DE ENFERMERÍA EN ESTA ENFERMEDAD:
Las enfermeras desempeñan un papel fundamental en el cuidado y el manejo de estos pacientes, trabajando en estrecha colaboración con médicos y otros profesionales de la salud6. Entre las actividades de enfermería más significativas se encuentran:
- Educación del paciente: Proporcionar información válida sobre su enfermedad, su progresión, el tratamiento y las estrategias de autocuidado. Esto incluye asesoramiento sobre la importancia de la medicación, la actividad física y una dieta rica en calcio y vitamina D.

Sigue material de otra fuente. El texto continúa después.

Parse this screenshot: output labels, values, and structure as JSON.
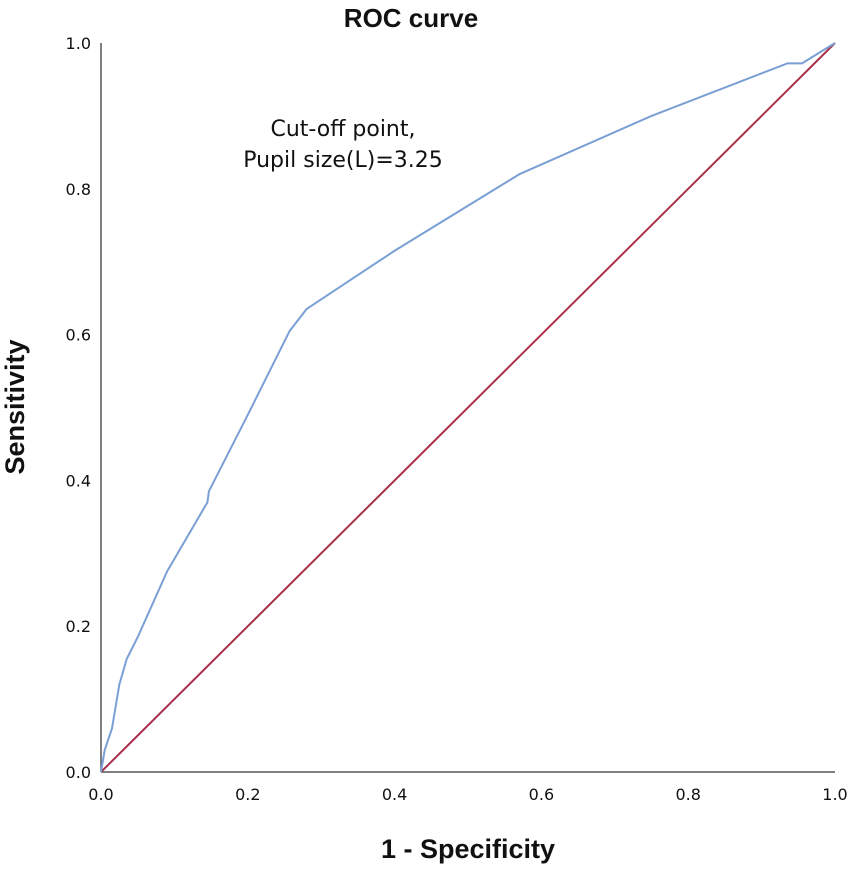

- Evaluación y registro: Realizar evaluaciones iniciales y continuas de los síntomas y la respuesta al tratamiento. Registrar información precisa sobre su historial médico, los medicamentos que toma habitualmente y cualquier cambio en el estado del paciente.
- Administración de medicamentos: Según las indicaciones médicas. Suelen pautar bifosfonatos u otros medicamentos para el control del dolor.
- Monitorización de efectos secundarios: Vigilar y evaluar los efectos de los fármacos y comunicar estos hallazgos al médico para que realice un ajuste si es necesario.
- Asistencia en el manejo del dolor: Administrar analgesia y aplicar terapias no farmacológicas, como calor o frío.
- Fomentar la actividad física: Animar al paciente a que realice ejercicio físico regularmente, según las pautas médicas. Incluye ejercicios para fortalecer la musculatura y mejorar el equilibrio, reduciendo el riesgo de caídas y fracturas.
- Apoyo emocional: Brindar apoyo psicológico, ya que se trata de una enfermedad crónica que afecta a la calidad de vida. Escuchar y responder a las preocupaciones y preguntas que le surjan es esencial.
- Fomentar la seguridad: Ayudarle a identificar y mitigar riesgos de caídas en el hogar (despejar áreas de desorden, buena iluminación, instalar barandas o rampas, retirar o modificar barreras arquitectónicas…) y sugerir uso de dispositivos de ayuda (bastones, muletas, andador…) y calzado con suela antideslizante.
- Coordinación del cuidado: Trabajar en colaboración con médicos, fisioterapeutas y trabajadores sociales, para proporcionar una atención integral y coordinada.
- Educación continua del profesional: Mantenerse actualizado sobre avances en el tratamiento o manejo de la enfermedad.